The opioid epidemic has a hold on the nation and the central valley.

Erick Ozeta is an opioid survivor who has been sober for six years.

“A lot of people who struggle with addiction internalize a lot of stuff and they isolate themselves and it’s not a recipe for success,” says Ozeta.

Now getting high is a game of Russian roulette. In 2021, emergency services responded to 84 Fentanyl overdoses in Fresno. Thiry four of them ended in death.

People can receive help from Parents and Addicts in Need (PAIN). The Nonprofit provides support to addicts and to their families. It’s helped more than 3,000 addicts since 2009.

PAIN’S president and founder Flindt Anderson says being an addict is more dangerous than ever.

“With the fentanyl crisis, they don’t know what they’re getting,” Anderson says. “There’s no way to determine what is in that pill or if they are using cocaine. If a drug dealer has laced it with fentanyl or it’s just straight fentanyl.”

Anderson says 93 percent of PAIN’s clientele went to a Clovis Unified School. He believes kids should be under pressure but believes for many it’s too much.

“They have to be the starting first baseman,” Anderson says. “They have to be the first chair trumpet in the band. They have to be straight students. Most of these kids are just that, kids. They don’t know how to handle that pressure.”

Frankie Deprima was not an addict. He was a 20-year-old who sometimes experimented with drugs. Frankie died from a fentanyl overdose two years ago.

On April 17, 2020, Frankie was playing Xbox early that morning. Elaine Hudson, Frankie’s mom, said it wasn’t anything unusual for him to sleep through the day.

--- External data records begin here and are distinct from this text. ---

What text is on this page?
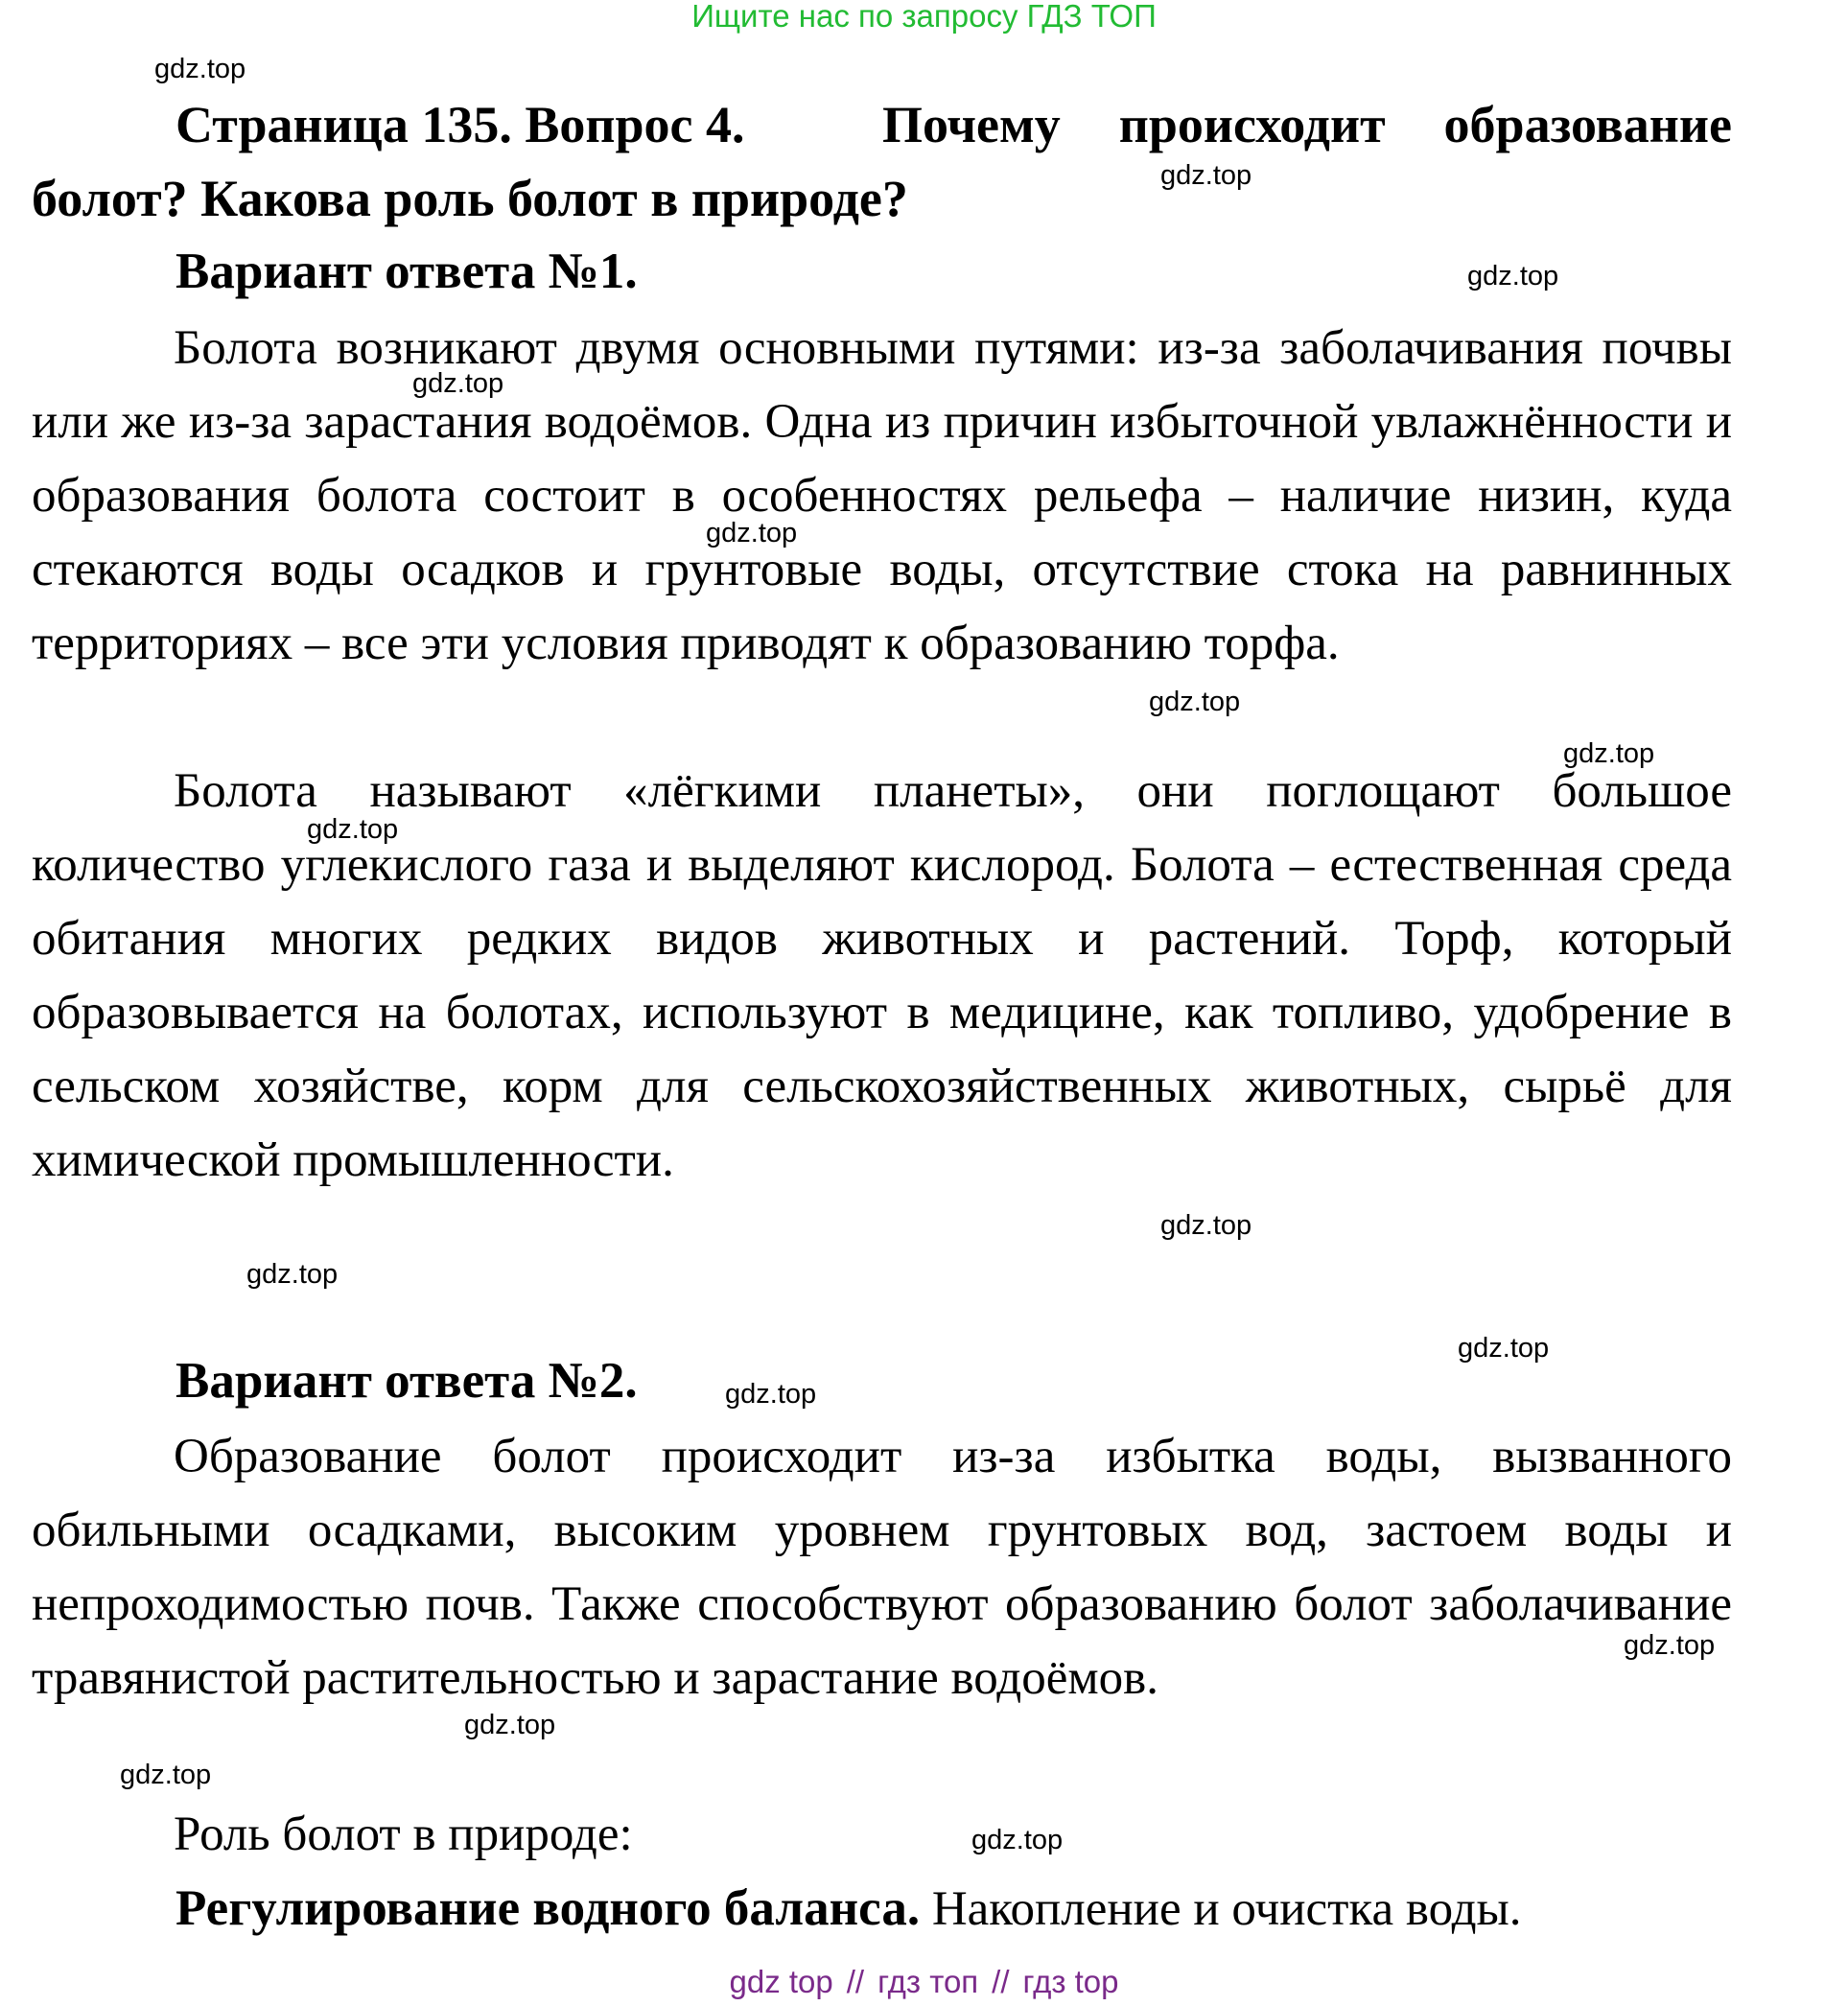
Ищите нас по запросу ГДЗ ТОП
Страница 135. Вопрос 4.	Почему происходит образование
болот? Какова роль болот в природе?
Вариант ответа №1.
Болота возникают двумя основными путями: из-за заболачивания почвы или же из-за зарастания водоёмов. Одна из причин избыточной увлажнённости и образования болота состоит в особенностях рельефа – наличие низин, куда стекаются воды осадков и грунтовые воды, отсутствие стока на равнинных территориях – все эти условия приводят к образованию торфа.
Болота называют «лёгкими планеты», они поглощают большое количество углекислого газа и выделяют кислород. Болота – естественная среда обитания многих редких видов животных и растений. Торф, который образовывается на болотах, используют в медицине, как топливо, удобрение в сельском хозяйстве, корм для сельскохозяйственных животных, сырьё для химической промышленности.
Вариант ответа №2.
Образование болот происходит из-за избытка воды, вызванного обильными осадками, высоким уровнем грунтовых вод, застоем воды и непроходимостью почв. Также способствуют образованию болот заболачивание травянистой растительностью и зарастание водоёмов.
Роль болот в природе:
Регулирование водного баланса. Накопление и очистка воды.
gdz.top
gdz.top
gdz.top
gdz.top
gdz.top
gdz.top
gdz.top
gdz.top
gdz.top
gdz.top
gdz.top
gdz.top
gdz.top
gdz.top
gdz.top
gdz.top
gdz top // гдз топ // гдз top
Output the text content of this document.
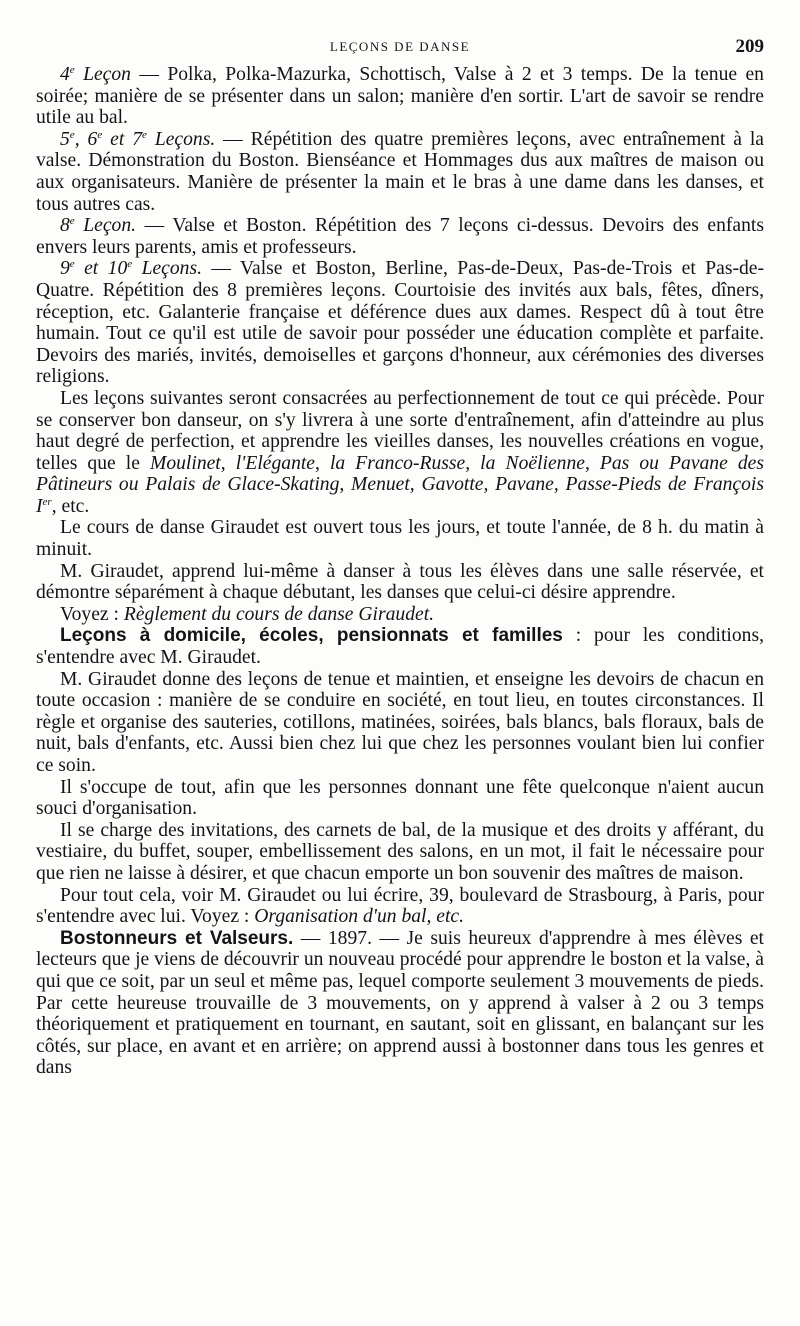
LEÇONS DE DANSE	209

4e Leçon — Polka, Polka-Mazurka, Schottisch, Valse à 2 et 3 temps. De la tenue en soirée; manière de se présenter dans un salon; manière d'en sortir. L'art de savoir se rendre utile au bal.

5e, 6e et 7e Leçons. — Répétition des quatre premières leçons, avec entraînement à la valse. Démonstration du Boston. Bienséance et Hommages dus aux maîtres de maison ou aux organisateurs. Manière de présenter la main et le bras à une dame dans les danses, et tous autres cas.

8e Leçon. — Valse et Boston. Répétition des 7 leçons ci-dessus. Devoirs des enfants envers leurs parents, amis et professeurs.

9e et 10e Leçons. — Valse et Boston, Berline, Pas-de-Deux, Pas-de-Trois et Pas-de-Quatre. Répétition des 8 premières leçons. Courtoisie des invités aux bals, fêtes, dîners, réception, etc. Galanterie française et déférence dues aux dames. Respect dû à tout être humain. Tout ce qu'il est utile de savoir pour posséder une éducation complète et parfaite. Devoirs des mariés, invités, demoiselles et garçons d'honneur, aux cérémonies des diverses religions.

Les leçons suivantes seront consacrées au perfectionnement de tout ce qui précède. Pour se conserver bon danseur, on s'y livrera à une sorte d'entraînement, afin d'atteindre au plus haut degré de perfection, et apprendre les vieilles danses, les nouvelles créations en vogue, telles que le Moulinet, l'Elégante, la Franco-Russe, la Noëlienne, Pas ou Pavane des Pâtineurs ou Palais de Glace-Skating, Menuet, Gavotte, Pavane, Passe-Pieds de François Ier, etc.

Le cours de danse Giraudet est ouvert tous les jours, et toute l'année, de 8 h. du matin à minuit.

M. Giraudet, apprend lui-même à danser à tous les élèves dans une salle réservée, et démontre séparément à chaque débutant, les danses que celui-ci désire apprendre.

Voyez : Règlement du cours de danse Giraudet.

Leçons à domicile, écoles, pensionnats et familles : pour les conditions, s'entendre avec M. Giraudet.

M. Giraudet donne des leçons de tenue et maintien, et enseigne les devoirs de chacun en toute occasion : manière de se conduire en société, en tout lieu, en toutes circonstances. Il règle et organise des sauteries, cotillons, matinées, soirées, bals blancs, bals floraux, bals de nuit, bals d'enfants, etc. Aussi bien chez lui que chez les personnes voulant bien lui confier ce soin.

Il s'occupe de tout, afin que les personnes donnant une fête quelconque n'aient aucun souci d'organisation.

Il se charge des invitations, des carnets de bal, de la musique et des droits y afférant, du vestiaire, du buffet, souper, embellissement des salons, en un mot, il fait le nécessaire pour que rien ne laisse à désirer, et que chacun emporte un bon souvenir des maîtres de maison.

Pour tout cela, voir M. Giraudet ou lui écrire, 39, boulevard de Strasbourg, à Paris, pour s'entendre avec lui. Voyez : Organisation d'un bal, etc.

Bostonneurs et Valseurs. — 1897. — Je suis heureux d'apprendre à mes élèves et lecteurs que je viens de découvrir un nouveau procédé pour apprendre le boston et la valse, à qui que ce soit, par un seul et même pas, lequel comporte seulement 3 mouvements de pieds. Par cette heureuse trouvaille de 3 mouvements, on y apprend à valser à 2 ou 3 temps théoriquement et pratiquement en tournant, en sautant, soit en glissant, en balançant sur les côtés, sur place, en avant et en arrière; on apprend aussi à bostonner dans tous les genres et dans
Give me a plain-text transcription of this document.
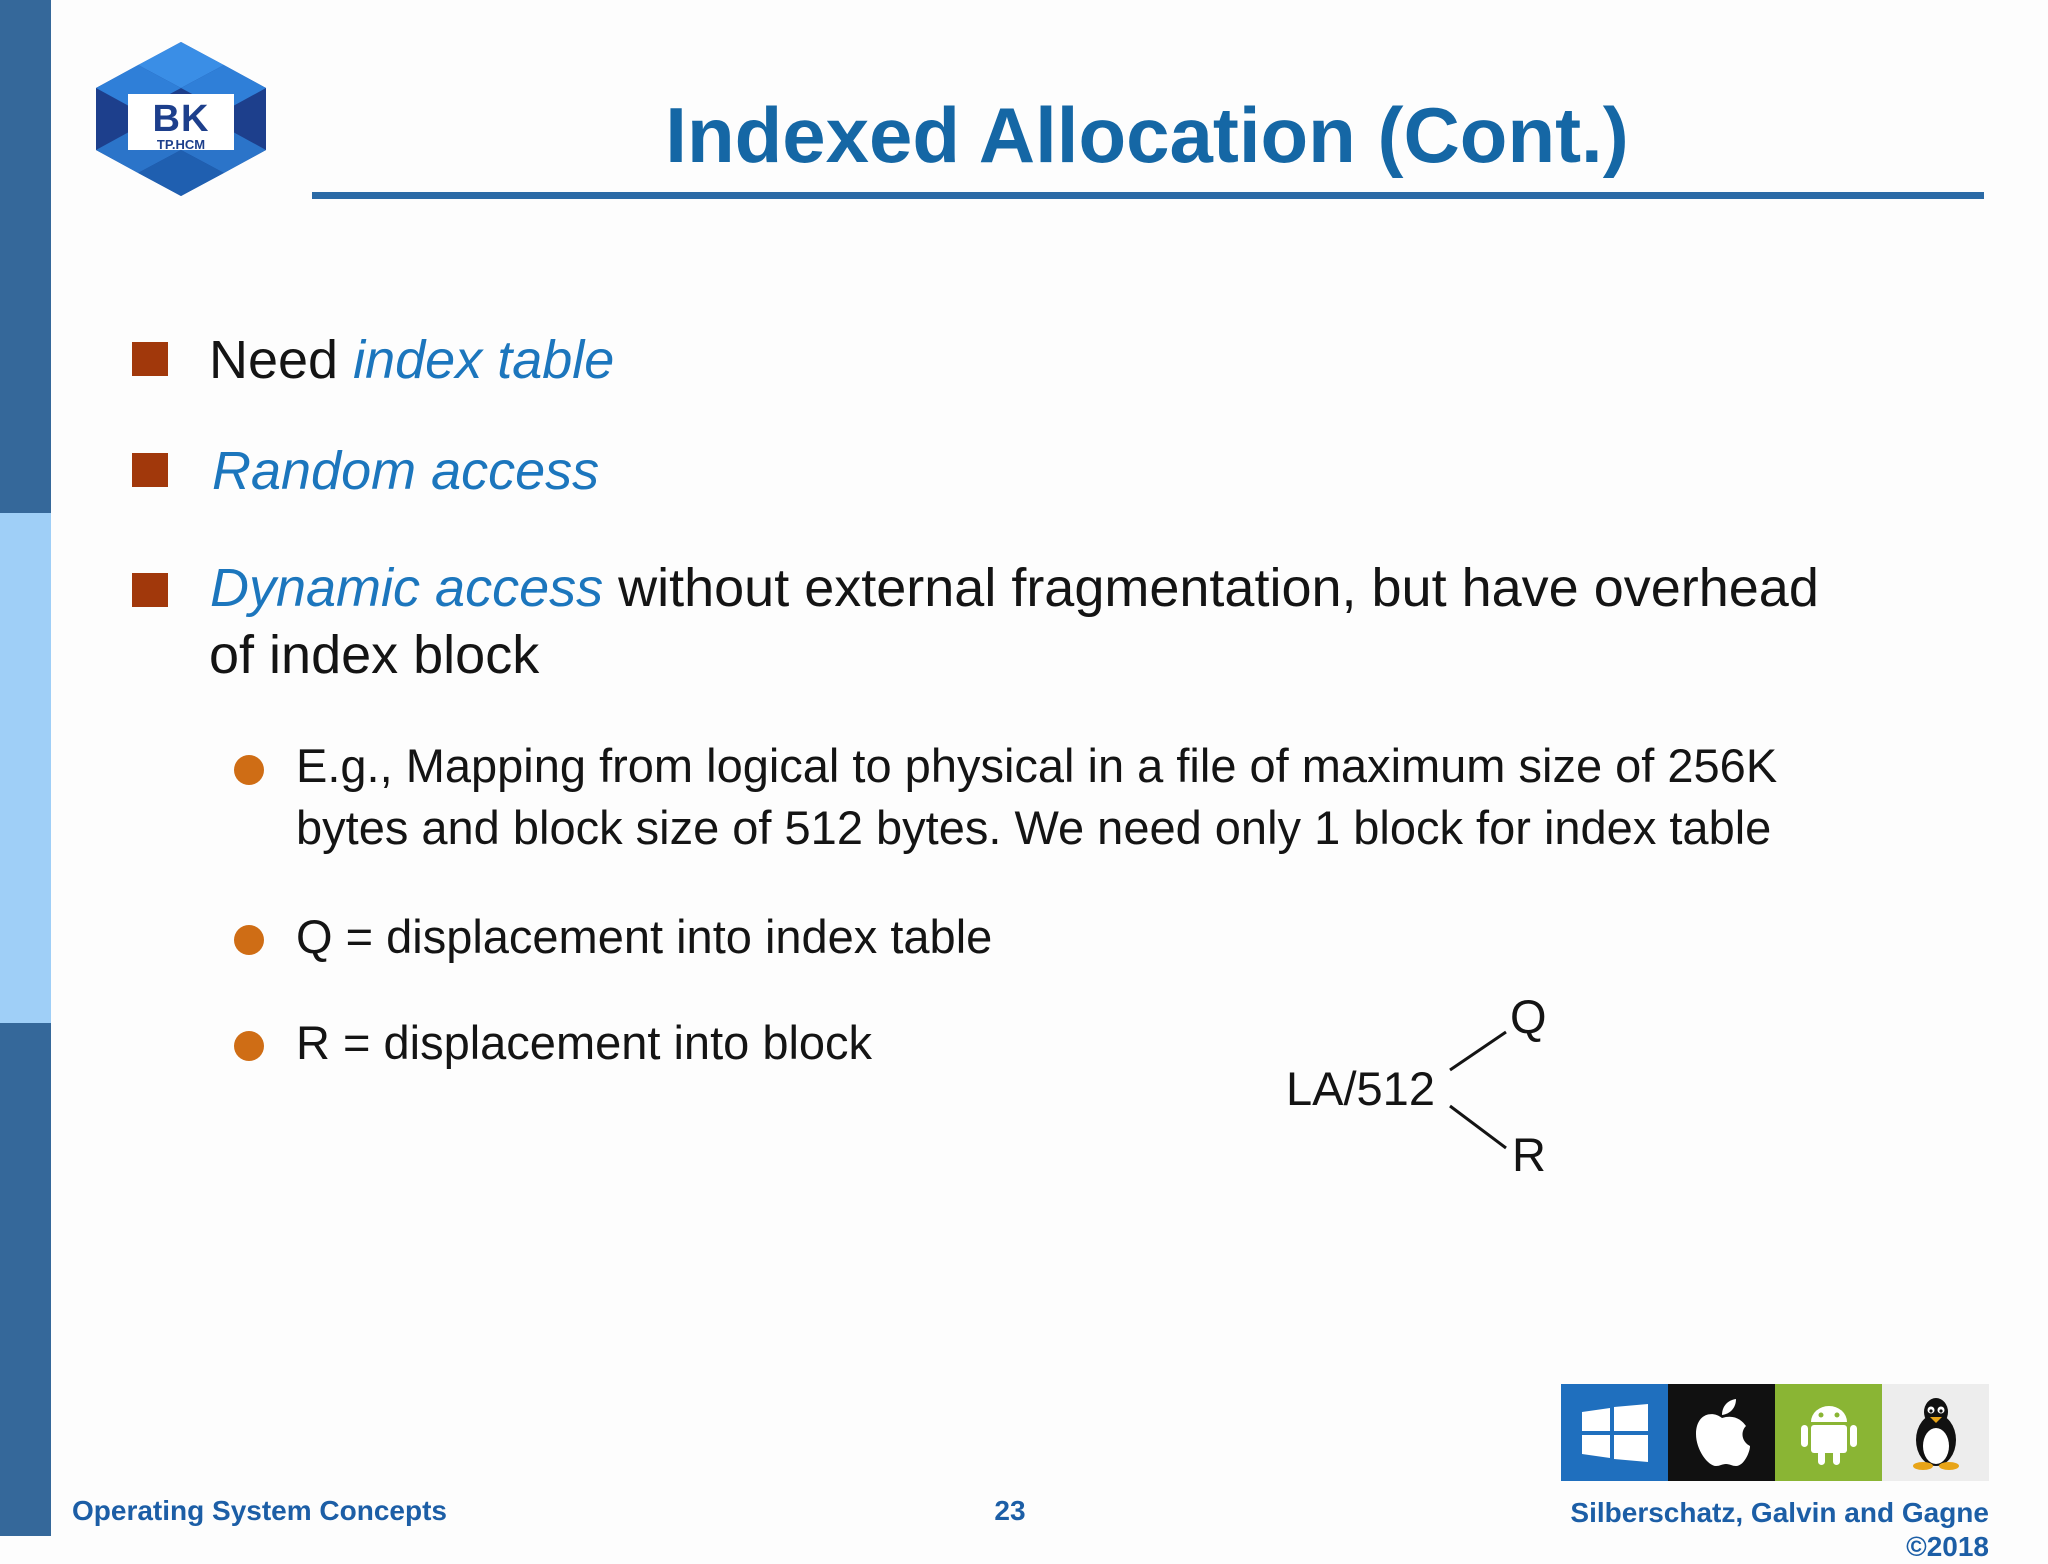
BK
TP.HCM	Indexed Allocation (Cont.)
Need index table
Random access
Dynamic access without external fragmentation, but have overhead
of index block
E.g., Mapping from logical to physical in a file of maximum size of 256K
bytes and block size of 512 bytes. We need only 1 block for index table
Q = displacement into index table
R = displacement into block
LA/512
Q
R
Operating System Concepts	23	Silberschatz, Galvin and Gagne ©2018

As the day went on and 6 p.m. came, Hudson started to worry.

“I went to his door and it was locked so I went and got the key. And I opened it up I could tell he’d been gone for a long time,” Hudson said.

Frankie had six times the lethal amount of fentanyl in his system.

Hudson is now trying to get her story out in an effort to help others.

“I tell my story because I want kids to know when they see me I want them to think about if their parents should have to go through this. No parent should have to find their child dead in their room.”